When then-Mayor Willie Brien had his photo on the cover of the rival Beverly Hills Weekly last summer, an item in the Courier suggested it was a favor because the council had directed an extra $20,000 in city advertising to that paper. Josh Gross, the Weekly's publisher, said that his paper got far less than the Courier contended and that Brien was on the front page because he attended the U.S. Conference of Mayors in Orlando, Fla. "We always put them on the cover when they go," he said.

One appearance Brien made on the cover of the Courier last year was less than flattering. He and then-Councilman Barry Brucker had their photos run alongside that of a former school superintendent who had been convicted of misappropriating funds. The two officials said the layout attempted to taint them by association, when their only connection to the superintendent was voting to hire him roughly a decade earlier.

Critics assert that Smith and the Courier have stifled debate and discouraged promising community activists from seeking office.

"It pains me to see what has been going on in that city, where people who have been friends for years are now on opposite sides," said Los Angeles County Supervisor Zev Yaroslavsky. "The city is divided."

In the run-up to the March election, the Courier aggressively took on Brien, a popular councilman who is a top executive at Cedars-Sinai Medical Center, a onetime youth sports coach, a former school board member and grandson of former U.S. Chief Justice Earl Warren.

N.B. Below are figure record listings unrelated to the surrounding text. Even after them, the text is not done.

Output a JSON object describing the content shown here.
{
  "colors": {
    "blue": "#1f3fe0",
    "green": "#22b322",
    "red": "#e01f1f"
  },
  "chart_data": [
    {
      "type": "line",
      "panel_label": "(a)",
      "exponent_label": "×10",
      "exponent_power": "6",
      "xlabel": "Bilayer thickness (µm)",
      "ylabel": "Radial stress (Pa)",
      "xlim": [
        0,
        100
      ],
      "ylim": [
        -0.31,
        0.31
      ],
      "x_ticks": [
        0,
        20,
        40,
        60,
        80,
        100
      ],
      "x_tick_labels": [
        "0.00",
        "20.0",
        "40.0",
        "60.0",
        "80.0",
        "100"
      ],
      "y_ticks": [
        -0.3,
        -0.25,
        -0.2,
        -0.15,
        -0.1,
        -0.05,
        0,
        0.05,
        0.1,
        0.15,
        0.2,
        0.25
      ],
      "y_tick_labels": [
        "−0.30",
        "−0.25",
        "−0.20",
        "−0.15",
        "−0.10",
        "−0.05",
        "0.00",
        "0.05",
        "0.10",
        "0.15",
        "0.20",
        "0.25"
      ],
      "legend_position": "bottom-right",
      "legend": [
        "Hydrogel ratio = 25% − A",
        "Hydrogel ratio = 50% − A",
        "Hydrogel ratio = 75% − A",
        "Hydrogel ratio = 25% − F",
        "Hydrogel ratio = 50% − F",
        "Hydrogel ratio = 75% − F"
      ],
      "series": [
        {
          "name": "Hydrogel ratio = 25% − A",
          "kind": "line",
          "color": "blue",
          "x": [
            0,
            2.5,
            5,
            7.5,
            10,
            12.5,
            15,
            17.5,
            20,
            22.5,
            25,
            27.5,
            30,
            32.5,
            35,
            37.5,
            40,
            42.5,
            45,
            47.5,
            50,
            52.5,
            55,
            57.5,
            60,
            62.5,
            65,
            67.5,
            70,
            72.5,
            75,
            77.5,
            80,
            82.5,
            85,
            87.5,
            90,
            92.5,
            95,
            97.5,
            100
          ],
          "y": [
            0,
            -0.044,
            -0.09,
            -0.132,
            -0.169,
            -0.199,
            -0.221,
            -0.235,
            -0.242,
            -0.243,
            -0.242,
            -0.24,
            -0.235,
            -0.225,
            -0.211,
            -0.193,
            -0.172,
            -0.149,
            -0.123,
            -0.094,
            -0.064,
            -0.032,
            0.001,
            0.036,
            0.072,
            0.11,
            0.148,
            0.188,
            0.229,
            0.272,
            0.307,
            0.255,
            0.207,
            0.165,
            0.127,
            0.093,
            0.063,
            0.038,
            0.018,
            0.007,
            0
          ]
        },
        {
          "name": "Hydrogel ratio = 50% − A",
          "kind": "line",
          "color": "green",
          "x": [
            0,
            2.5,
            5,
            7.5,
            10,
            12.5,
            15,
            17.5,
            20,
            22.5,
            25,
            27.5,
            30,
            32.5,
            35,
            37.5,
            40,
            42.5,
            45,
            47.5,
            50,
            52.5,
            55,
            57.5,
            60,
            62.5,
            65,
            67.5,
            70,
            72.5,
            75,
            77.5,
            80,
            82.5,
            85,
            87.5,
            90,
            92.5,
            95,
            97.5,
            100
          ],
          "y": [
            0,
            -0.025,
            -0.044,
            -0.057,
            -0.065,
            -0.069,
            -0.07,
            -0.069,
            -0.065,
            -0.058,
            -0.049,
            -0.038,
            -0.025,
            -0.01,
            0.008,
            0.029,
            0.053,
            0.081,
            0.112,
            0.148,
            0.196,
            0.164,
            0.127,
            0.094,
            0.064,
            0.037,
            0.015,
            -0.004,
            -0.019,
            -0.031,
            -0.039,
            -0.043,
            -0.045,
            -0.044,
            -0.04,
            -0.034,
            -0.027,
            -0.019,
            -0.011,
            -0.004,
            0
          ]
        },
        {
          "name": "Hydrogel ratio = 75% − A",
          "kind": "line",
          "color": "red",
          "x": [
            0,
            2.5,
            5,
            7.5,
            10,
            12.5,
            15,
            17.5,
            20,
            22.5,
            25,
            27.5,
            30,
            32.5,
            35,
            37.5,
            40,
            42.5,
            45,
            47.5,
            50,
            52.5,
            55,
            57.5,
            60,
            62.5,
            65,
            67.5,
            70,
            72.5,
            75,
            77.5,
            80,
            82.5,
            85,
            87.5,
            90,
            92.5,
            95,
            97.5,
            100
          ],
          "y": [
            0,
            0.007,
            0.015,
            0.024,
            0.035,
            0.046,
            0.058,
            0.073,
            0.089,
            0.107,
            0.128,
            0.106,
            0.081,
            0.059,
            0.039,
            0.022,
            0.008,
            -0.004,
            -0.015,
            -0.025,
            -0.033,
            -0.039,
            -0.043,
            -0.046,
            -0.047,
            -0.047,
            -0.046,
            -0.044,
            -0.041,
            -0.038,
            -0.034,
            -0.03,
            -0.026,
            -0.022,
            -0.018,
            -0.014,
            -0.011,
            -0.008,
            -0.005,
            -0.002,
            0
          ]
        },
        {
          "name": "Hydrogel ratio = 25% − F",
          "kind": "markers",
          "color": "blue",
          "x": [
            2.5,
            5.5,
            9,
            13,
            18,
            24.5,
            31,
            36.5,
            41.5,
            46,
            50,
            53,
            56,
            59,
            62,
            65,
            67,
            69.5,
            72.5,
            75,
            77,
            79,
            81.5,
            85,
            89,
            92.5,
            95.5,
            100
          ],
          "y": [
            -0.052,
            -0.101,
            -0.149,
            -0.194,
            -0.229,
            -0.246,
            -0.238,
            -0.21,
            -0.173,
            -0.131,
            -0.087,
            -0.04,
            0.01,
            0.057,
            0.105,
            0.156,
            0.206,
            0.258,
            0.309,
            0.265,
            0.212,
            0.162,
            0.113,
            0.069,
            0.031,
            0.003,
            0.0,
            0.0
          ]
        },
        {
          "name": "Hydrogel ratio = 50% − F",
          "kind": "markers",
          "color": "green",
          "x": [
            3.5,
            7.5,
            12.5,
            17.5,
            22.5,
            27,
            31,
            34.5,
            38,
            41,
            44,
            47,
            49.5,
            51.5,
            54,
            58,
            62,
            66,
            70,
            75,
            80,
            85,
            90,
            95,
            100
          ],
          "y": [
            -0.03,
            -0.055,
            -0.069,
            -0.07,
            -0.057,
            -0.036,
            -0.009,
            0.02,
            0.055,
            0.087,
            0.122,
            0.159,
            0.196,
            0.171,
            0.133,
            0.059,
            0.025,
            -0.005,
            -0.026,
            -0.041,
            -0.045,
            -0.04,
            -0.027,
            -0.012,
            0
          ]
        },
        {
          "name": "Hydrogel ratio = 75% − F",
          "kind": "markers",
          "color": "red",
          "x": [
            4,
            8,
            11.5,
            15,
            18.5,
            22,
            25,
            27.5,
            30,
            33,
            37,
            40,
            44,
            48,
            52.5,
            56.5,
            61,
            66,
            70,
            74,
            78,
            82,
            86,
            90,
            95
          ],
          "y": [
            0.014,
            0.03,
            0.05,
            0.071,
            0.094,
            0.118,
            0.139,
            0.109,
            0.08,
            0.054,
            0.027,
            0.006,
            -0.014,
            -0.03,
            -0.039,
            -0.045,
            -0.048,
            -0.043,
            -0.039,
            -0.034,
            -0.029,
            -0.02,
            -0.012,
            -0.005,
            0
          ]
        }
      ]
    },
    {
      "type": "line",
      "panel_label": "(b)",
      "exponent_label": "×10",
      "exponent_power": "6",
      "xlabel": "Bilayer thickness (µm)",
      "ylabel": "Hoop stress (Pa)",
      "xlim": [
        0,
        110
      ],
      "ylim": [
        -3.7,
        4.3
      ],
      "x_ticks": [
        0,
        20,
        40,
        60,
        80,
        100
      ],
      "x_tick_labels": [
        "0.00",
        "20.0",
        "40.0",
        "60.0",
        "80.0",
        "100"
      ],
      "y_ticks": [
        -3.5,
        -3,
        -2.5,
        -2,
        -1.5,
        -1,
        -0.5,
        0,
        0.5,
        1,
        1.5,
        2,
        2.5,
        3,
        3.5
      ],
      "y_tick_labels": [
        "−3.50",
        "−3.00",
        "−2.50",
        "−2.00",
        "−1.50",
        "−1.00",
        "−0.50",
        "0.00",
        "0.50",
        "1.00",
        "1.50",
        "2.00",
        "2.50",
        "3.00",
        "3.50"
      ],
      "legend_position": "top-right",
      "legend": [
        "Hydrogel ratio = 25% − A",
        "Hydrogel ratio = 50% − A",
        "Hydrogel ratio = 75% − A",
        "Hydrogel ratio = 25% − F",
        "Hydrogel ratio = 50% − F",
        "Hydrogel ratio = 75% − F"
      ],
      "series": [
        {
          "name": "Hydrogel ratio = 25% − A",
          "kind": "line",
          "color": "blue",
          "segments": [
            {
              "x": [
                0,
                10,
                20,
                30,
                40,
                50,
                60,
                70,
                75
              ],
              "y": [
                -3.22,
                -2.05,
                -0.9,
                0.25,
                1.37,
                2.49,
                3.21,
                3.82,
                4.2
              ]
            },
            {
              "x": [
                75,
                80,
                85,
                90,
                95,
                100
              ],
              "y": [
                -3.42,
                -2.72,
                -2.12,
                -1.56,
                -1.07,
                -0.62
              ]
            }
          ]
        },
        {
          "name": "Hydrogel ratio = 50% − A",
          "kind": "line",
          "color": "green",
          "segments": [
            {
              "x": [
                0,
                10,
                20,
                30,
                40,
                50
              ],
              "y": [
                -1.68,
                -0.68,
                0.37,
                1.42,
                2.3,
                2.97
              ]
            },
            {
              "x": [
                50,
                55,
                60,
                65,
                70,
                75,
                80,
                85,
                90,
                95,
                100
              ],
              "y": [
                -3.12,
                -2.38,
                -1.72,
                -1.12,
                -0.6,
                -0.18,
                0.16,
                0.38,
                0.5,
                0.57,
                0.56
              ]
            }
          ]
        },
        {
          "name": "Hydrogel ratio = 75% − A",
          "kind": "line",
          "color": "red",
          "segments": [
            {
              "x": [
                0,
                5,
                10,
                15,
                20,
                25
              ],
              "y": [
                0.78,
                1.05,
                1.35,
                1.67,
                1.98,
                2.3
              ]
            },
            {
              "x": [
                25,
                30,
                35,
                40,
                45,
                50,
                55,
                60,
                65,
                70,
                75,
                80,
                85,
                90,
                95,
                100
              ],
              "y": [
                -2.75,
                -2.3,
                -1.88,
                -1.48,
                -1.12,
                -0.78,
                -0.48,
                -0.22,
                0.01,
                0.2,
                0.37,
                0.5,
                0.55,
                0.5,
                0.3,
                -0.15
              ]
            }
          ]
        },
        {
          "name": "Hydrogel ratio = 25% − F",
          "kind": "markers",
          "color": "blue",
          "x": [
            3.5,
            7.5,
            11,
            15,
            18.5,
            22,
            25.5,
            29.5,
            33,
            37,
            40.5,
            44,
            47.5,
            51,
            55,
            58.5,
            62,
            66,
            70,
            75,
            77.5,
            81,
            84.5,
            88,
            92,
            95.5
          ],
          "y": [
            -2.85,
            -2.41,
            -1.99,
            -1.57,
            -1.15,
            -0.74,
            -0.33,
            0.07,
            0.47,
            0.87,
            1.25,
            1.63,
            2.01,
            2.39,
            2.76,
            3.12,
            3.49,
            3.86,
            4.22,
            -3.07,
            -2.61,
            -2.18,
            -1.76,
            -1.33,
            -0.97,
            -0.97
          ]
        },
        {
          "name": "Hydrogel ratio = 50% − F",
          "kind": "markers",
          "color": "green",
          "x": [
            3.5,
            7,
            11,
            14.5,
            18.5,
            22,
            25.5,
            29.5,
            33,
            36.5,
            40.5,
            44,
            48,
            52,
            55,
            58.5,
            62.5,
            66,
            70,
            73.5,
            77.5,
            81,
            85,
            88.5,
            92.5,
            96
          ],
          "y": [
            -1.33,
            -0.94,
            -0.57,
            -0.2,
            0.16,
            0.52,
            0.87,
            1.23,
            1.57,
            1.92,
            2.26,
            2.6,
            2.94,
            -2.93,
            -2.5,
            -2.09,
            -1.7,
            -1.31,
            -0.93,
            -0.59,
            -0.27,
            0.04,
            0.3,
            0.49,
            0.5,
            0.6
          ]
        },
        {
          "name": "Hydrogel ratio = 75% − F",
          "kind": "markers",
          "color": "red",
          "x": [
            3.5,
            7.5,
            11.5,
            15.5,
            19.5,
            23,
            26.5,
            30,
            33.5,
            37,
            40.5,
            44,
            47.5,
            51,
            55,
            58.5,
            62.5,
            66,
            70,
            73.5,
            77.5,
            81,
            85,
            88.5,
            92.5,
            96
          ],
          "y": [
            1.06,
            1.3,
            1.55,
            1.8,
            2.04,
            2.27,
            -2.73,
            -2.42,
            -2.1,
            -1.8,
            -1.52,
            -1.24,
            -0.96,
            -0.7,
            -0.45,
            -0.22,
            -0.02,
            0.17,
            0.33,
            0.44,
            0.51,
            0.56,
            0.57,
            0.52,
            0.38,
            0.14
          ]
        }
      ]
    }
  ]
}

One front-page Courier story alleged that Brien "worked against the interests of the city and its school district" by not strongly opposing the proposed subway tunneling under high school property. After Brien appeared at a subway groundbreaking ceremony with then-Los Angeles Mayor Antonio Villaraigosa, the Courier headlined: "Mayor Brien Turns on Beverly Hills, Praises Metro Tunnel Project."

At a Beverly Hills Rotary Club meeting, Yaroslavsky, a proponent of both the subway and Brien, accused the newspaper of "yellow journalism." As Smith watched, Yaroslavsky, who has represented Beverly Hills for nearly two decades, drew a rousing ovation.